For a wine gift, the Ivation 9-piece set is the most complete box you can hand someone. The Rabbit is a solid alternative if the recipient cares about the brand name. To keep the bottle fresh between pours, pair the opener with a vacuum wine stopper.



Frequently Asked Questions

How long do electric wine openers last?

With normal home use, a good electric opener handles hundreds of bottles before any issues arise. The motor is the main wear point. Openers from established brands like Oster and Secura have track records going back years, with tens of thousands of reviews suggesting long-term reliability.

Do electric wine openers work on synthetic corks?

Yes. All five options here work on both natural and synthetic corks. Synthetic corks are slightly firmer, but the motors in these openers handle them without difficulty. The helix design is the same regardless of cork type.

Can electric wine openers damage the cork?

A stripped or crumbled cork usually comes from misalignment, where the helix goes in at an angle and tears through the side of the cork rather than pulling it straight up. Centring the opener on the cork before pressing the button prevents almost all of this. Old, very dry corks are the exception: they can crumble regardless of the tool.

How many bottles does a charged electric opener open?

Most models in this range open 30 to 80 bottles on a single charge. For home use, that’s weeks or months between charges depending on how often you open wine.

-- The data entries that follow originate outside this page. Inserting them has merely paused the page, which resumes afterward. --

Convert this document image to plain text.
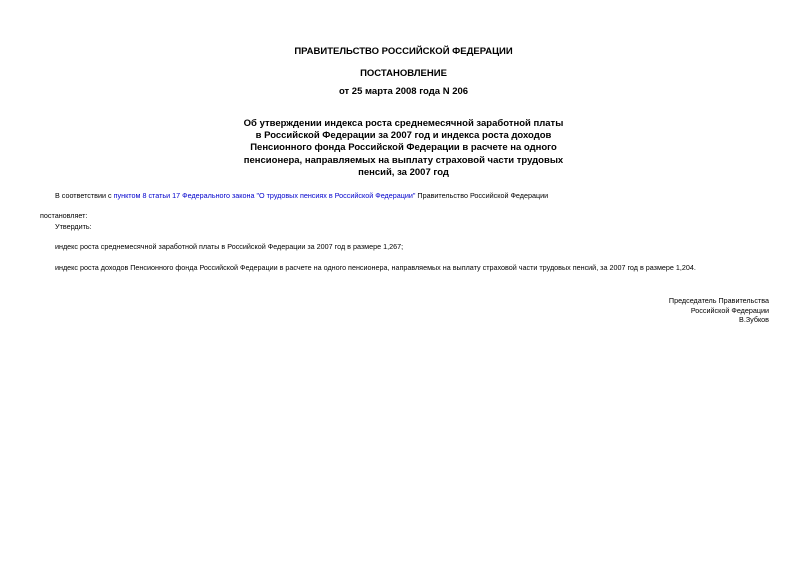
ПРАВИТЕЛЬСТВО РОССИЙСКОЙ ФЕДЕРАЦИИ
ПОСТАНОВЛЕНИЕ
от 25 марта 2008 года N 206
Об утверждении индекса роста среднемесячной заработной платы
в Российской Федерации за 2007 год и индекса роста доходов
Пенсионного фонда Российской Федерации в расчете на одного
пенсионера, направляемых на выплату страховой части трудовых
пенсий, за 2007 год
В соответствии с пунктом 8 статьи 17 Федерального закона "О трудовых пенсиях в Российской Федерации" Правительство Российской Федерации
постановляет:
Утвердить:
индекс роста среднемесячной заработной платы в Российской Федерации за 2007 год в размере 1,267;
индекс роста доходов Пенсионного фонда Российской Федерации в расчете на одного пенсионера, направляемых на выплату страховой части трудовых пенсий, за 2007 год в размере 1,204.
Председатель Правительства
Российской Федерации
В.Зубков
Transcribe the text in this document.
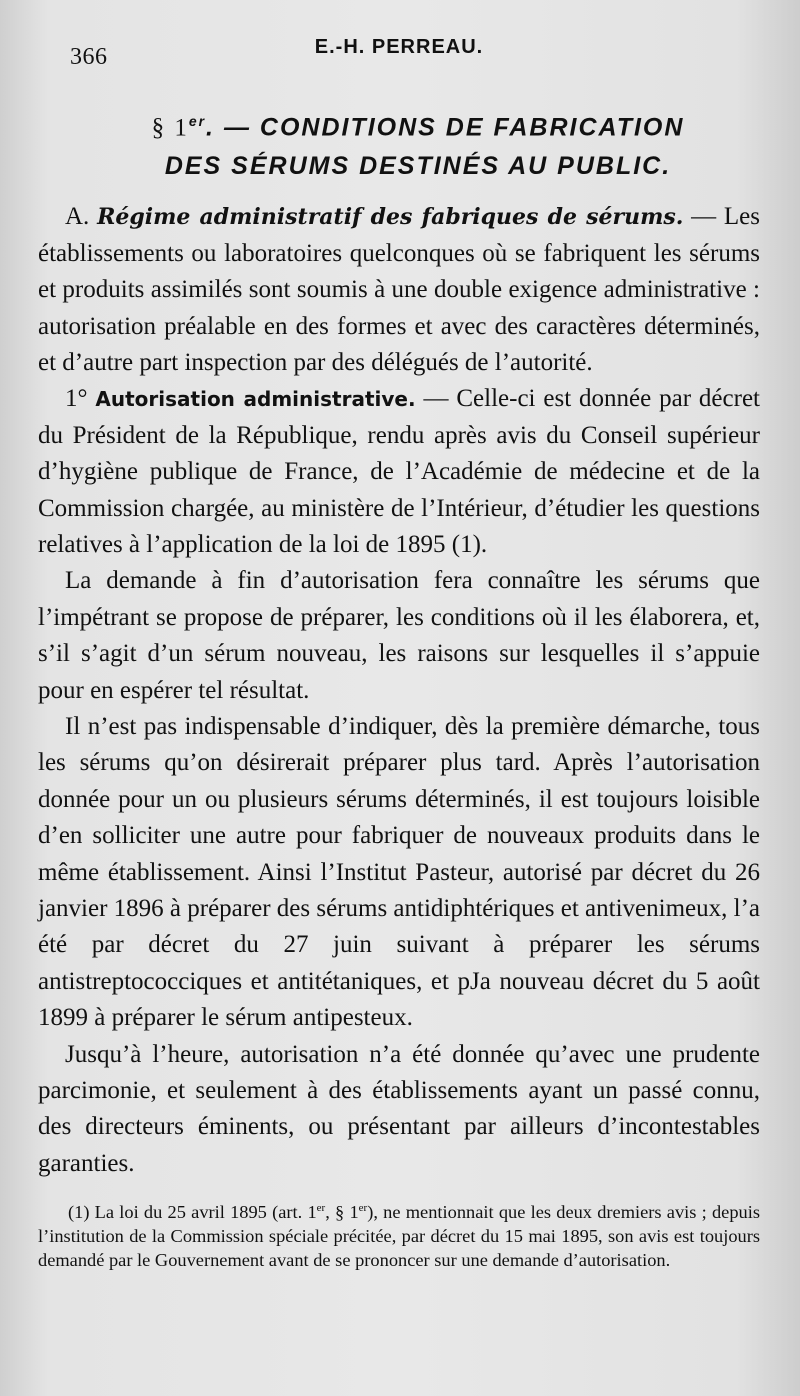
366	E.-H. PERREAU.
§ 1er. — CONDITIONS DE FABRICATION
DES SÉRUMS DESTINÉS AU PUBLIC.

A. Régime administratif des fabriques de sérums. — Les établissements ou laboratoires quelconques où se fabriquent les sérums et produits assimilés sont soumis à une double exigence administrative : autorisation préalable en des formes et avec des caractères déterminés, et d’autre part inspection par des délégués de l’autorité.

1° Autorisation administrative. — Celle-ci est donnée par décret du Président de la République, rendu après avis du Conseil supérieur d’hygiène publique de France, de l’Académie de médecine et de la Commission chargée, au ministère de l’Intérieur, d’étudier les questions relatives à l’application de la loi de 1895 (1).

La demande à fin d’autorisation fera connaître les sérums que l’impétrant se propose de préparer, les conditions où il les élaborera, et, s’il s’agit d’un sérum nouveau, les raisons sur lesquelles il s’appuie pour en espérer tel résultat.

Il n’est pas indispensable d’indiquer, dès la première démarche, tous les sérums qu’on désirerait préparer plus tard. Après l’autorisation donnée pour un ou plusieurs sérums déterminés, il est toujours loisible d’en solliciter une autre pour fabriquer de nouveaux produits dans le même établissement. Ainsi l’Institut Pasteur, autorisé par décret du 26 janvier 1896 à préparer des sérums antidiphtériques et antivenimeux, l’a été par décret du 27 juin suivant à préparer les sérums antistreptococciques et antitétaniques, et pJa nouveau décret du 5 août 1899 à préparer le sérum antipesteux.

Jusqu’à l’heure, autorisation n’a été donnée qu’avec une prudente parcimonie, et seulement à des établissements ayant un passé connu, des directeurs éminents, ou présentant par ailleurs d’incontestables garanties.

(1) La loi du 25 avril 1895 (art. 1er, § 1er), ne mentionnait que les deux dremiers avis ; depuis l’institution de la Commission spéciale précitée, par décret du 15 mai 1895, son avis est toujours demandé par le Gouvernement avant de se prononcer sur une demande d’autorisation.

The Oster is rated at 30 bottles. Charging typically takes two to four hours via USB or dock.

Are electric wine openers worth it over a manual corkscrew?

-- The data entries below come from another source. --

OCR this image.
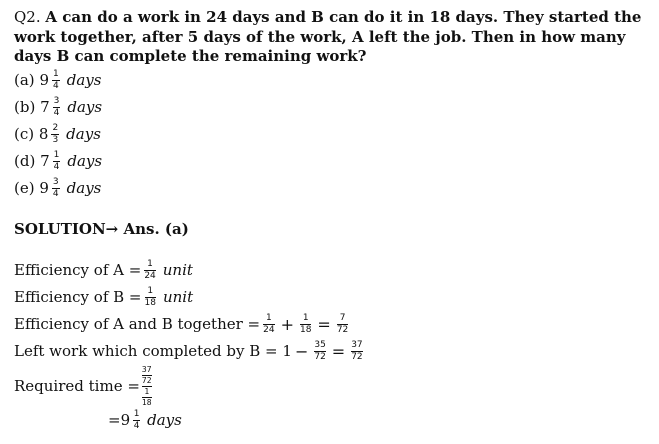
Q2. A can do a work in 24 days and B can do it in 18 days. They started the work together, after 5 days of the work, A left the job. Then in how many days B can complete the remaining work?
(a)
$9 \frac{1}{4}$ days
(b)
$7 \frac{3}{4}$ days
(c)
$8 \frac{2}{3}$ days
(d)
$7 \frac{1}{4}$ days
(e)
$9 \frac{3}{4}$ days
SOLUTION→ Ans. (a)
Efficiency of $A = \frac{1}{24}$ unit
Efficiency of $B = \frac{1}{18}$ unit
Efficiency of A and B together = $\frac{1}{24} + \frac{1}{18} = \frac{7}{72}$
Left work which completed by $B = 1 - \frac{35}{72} = \frac{37}{72}$
Required time =
37
72
1
18
= $9 \frac{1}{4}$ days
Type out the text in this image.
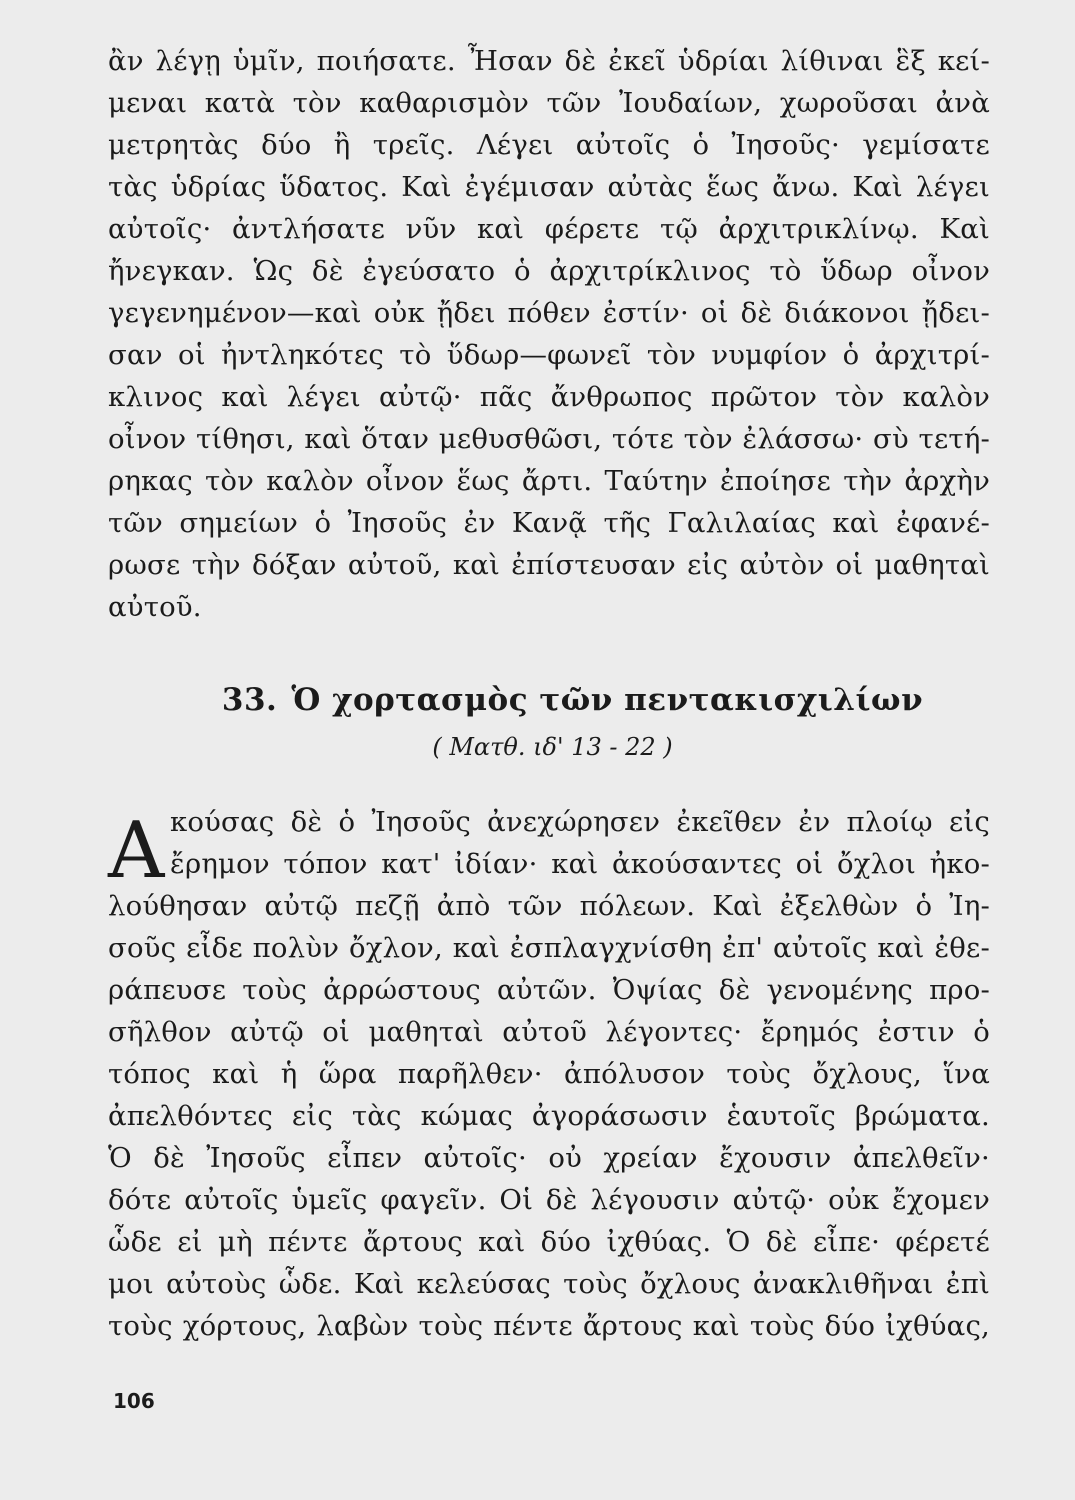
ἂν λέγῃ ὑμῖν, ποιήσατε. Ἦσαν δὲ ἐκεῖ ὑδρίαι λίθιναι ἓξ κεί-
μεναι κατὰ τὸν καθαρισμὸν τῶν Ἰουδαίων, χωροῦσαι ἀνὰ
μετρητὰς δύο ἢ τρεῖς. Λέγει αὐτοῖς ὁ Ἰησοῦς· γεμίσατε
τὰς ὑδρίας ὕδατος. Καὶ ἐγέμισαν αὐτὰς ἕως ἄνω. Καὶ λέγει
αὐτοῖς· ἀντλήσατε νῦν καὶ φέρετε τῷ ἀρχιτρικλίνῳ. Καὶ
ἤνεγκαν. Ὡς δὲ ἐγεύσατο ὁ ἀρχιτρίκλινος τὸ ὕδωρ οἶνον
γεγενημένον—καὶ οὐκ ᾔδει πόθεν ἐστίν· οἱ δὲ διάκονοι ᾔδει-
σαν οἱ ἠντληκότες τὸ ὕδωρ—φωνεῖ τὸν νυμφίον ὁ ἀρχιτρί-
κλινος καὶ λέγει αὐτῷ· πᾶς ἄνθρωπος πρῶτον τὸν καλὸν
οἶνον τίθησι, καὶ ὅταν μεθυσθῶσι, τότε τὸν ἐλάσσω· σὺ τετή-
ρηκας τὸν καλὸν οἶνον ἕως ἄρτι. Ταύτην ἐποίησε τὴν ἀρχὴν
τῶν σημείων ὁ Ἰησοῦς ἐν Κανᾷ τῆς Γαλιλαίας καὶ ἐφανέ-
ρωσε τὴν δόξαν αὐτοῦ, καὶ ἐπίστευσαν εἰς αὐτὸν οἱ μαθηταὶ
αὐτοῦ.
33. Ὁ χορτασμὸς τῶν πεντακισχιλίων
( Ματθ. ιδ' 13 - 22 )
Α κούσας δὲ ὁ Ἰησοῦς ἀνεχώρησεν ἐκεῖθεν ἐν πλοίῳ εἰς
ἔρημον τόπον κατ' ἰδίαν· καὶ ἀκούσαντες οἱ ὄχλοι ἠκο-
λούθησαν αὐτῷ πεζῇ ἀπὸ τῶν πόλεων. Καὶ ἐξελθὼν ὁ Ἰη-
σοῦς εἶδε πολὺν ὄχλον, καὶ ἐσπλαγχνίσθη ἐπ' αὐτοῖς καὶ ἐθε-
ράπευσε τοὺς ἀρρώστους αὐτῶν. Ὀψίας δὲ γενομένης προ-
σῆλθον αὐτῷ οἱ μαθηταὶ αὐτοῦ λέγοντες· ἔρημός ἐστιν ὁ
τόπος καὶ ἡ ὥρα παρῆλθεν· ἀπόλυσον τοὺς ὄχλους, ἵνα
ἀπελθόντες εἰς τὰς κώμας ἀγοράσωσιν ἑαυτοῖς βρώματα.
Ὁ δὲ Ἰησοῦς εἶπεν αὐτοῖς· οὐ χρείαν ἔχουσιν ἀπελθεῖν·
δότε αὐτοῖς ὑμεῖς φαγεῖν. Οἱ δὲ λέγουσιν αὐτῷ· οὐκ ἔχομεν
ὧδε εἰ μὴ πέντε ἄρτους καὶ δύο ἰχθύας. Ὁ δὲ εἶπε· φέρετέ
μοι αὐτοὺς ὧδε. Καὶ κελεύσας τοὺς ὄχλους ἀνακλιθῆναι ἐπὶ
τοὺς χόρτους, λαβὼν τοὺς πέντε ἄρτους καὶ τοὺς δύο ἰχθύας,
106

For most people, yes. A good waiter’s corkscrew takes practice to use well and still strips a cork occasionally. An electric opener requires no technique at all: it works the same way every time, takes three seconds, and removes the physical effort entirely. The difference is most obvious when you open multiple bottles at once. If you’d rather master the manual route first, our best wine opener guide covers waiter’s corkscrews in depth.

Do electric wine openers work on Champagne?

No. Champagne corks are held by a wire cage and are too wide for a standard helix. These openers are for standard wine bottles only. For Champagne, twist the cage off and ease the cork out by rotating the bottle while holding the cork steady.

What if the cork gets stuck inside the opener?

Use the reverse button. Hold the opener steady and press briefly to spin the helix the other way: the cork got stuck on the helix, and reverse releases it in a second or two.

If there’s a cork stuck inside the neck of the bottle rather than on the helix, avoid forcing anything. Instead, pry the remaining piece out with a standard cork screw, or push it into the bottle and strain the wine as you pour. This is more common with old bottles where the cork has dried out and crumbled. Each opener works fine except on very aged, deteriorated corks where the material crumbles on contact.

Are electric wine openers a good solution for arthritis?

They’re one of the best solutions for anyone with limited hand strength, joint pain, or arthritis. The opener does all the work: you push the button and hold the device steady. There’s no twisting, gripping, or levering required.

Many people prefer an electric opener specifically for this reason, and it comes up regularly in wine talk among those who’ve switched from manual cork screws. The whole point is to make it easier, and a good electric wine opener delivers on that every time.